Schedule daily Github actions for creating PRs for upstream Rust releases.
The Github workflow will create pull request for `dev-lang/rust` in
`coreos-overlay`. At the same time, it will send a repository dispatch
event to `flatcar-linux/portage-stable`, to update also `virtual/rust`.
We need to send different event types to distinguish alpha from edge.
When setting up a Flatcar SDK from scratch, we need to also set up
correct configs in `/etc/portage/make.conf`. For example we need to
set `PORTDIR=/mnt/host/source/src/third_party/portage-stable` instead
of the default Gentoo configs like `PORTDIR=/var/gentoo/repos/gentoo`.

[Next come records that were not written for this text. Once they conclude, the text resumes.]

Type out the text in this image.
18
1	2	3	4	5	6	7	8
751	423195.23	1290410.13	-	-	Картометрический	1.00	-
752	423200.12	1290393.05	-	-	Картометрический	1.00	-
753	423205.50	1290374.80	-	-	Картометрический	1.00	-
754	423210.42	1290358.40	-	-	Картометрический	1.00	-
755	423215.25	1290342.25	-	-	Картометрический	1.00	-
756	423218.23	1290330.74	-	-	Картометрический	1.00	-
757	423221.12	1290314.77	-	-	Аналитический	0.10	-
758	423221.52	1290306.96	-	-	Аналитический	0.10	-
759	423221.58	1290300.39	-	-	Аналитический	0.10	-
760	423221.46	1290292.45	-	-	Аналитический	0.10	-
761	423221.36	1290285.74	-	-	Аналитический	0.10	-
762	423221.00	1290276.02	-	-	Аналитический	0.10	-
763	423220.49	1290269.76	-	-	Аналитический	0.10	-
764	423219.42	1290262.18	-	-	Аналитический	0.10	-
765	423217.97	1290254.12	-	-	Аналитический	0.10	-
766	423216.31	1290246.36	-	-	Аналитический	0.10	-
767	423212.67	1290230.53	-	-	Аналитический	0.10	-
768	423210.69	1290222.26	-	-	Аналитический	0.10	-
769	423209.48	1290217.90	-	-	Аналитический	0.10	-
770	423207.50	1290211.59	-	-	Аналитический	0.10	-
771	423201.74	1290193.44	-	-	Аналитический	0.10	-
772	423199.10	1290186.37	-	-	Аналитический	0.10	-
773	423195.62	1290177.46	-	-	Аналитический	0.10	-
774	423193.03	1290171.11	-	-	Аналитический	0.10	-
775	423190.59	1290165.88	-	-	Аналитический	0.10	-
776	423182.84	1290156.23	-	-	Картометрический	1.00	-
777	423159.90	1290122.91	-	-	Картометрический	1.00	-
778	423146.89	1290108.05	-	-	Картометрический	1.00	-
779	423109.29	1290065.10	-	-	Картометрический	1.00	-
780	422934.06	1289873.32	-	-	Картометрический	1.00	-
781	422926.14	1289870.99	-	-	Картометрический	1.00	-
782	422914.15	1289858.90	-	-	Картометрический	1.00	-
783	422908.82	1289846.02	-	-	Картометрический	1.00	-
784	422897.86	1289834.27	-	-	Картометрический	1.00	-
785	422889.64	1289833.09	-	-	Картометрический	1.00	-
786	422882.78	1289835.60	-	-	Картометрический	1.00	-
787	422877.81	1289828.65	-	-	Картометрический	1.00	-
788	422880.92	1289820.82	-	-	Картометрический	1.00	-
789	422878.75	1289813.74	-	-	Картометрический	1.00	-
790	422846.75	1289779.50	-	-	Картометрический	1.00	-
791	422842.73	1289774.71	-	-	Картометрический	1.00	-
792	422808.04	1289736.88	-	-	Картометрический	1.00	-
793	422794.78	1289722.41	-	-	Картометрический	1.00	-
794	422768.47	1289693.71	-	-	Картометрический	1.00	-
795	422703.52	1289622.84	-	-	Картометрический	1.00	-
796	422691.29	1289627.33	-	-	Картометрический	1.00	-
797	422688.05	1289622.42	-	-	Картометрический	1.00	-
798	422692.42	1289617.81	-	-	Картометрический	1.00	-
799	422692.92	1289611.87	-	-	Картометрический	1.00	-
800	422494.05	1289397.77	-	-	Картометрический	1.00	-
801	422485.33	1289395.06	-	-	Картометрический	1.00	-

Otherwise `update_metadata` will fail in some cases, because portage
cannot find the correct location of portage-stable.
Before starting to apply patches inside `coreos-overlay`, we need to
check out base branches, also for `scripts` and `portage-stable`.
Otherwise, in case of Beta, Alpha, or Edge, `ebuild` commands could
fail due to mismatch of ebuild files across multiple repos like
`coreos-overlay` and `portage-stable`.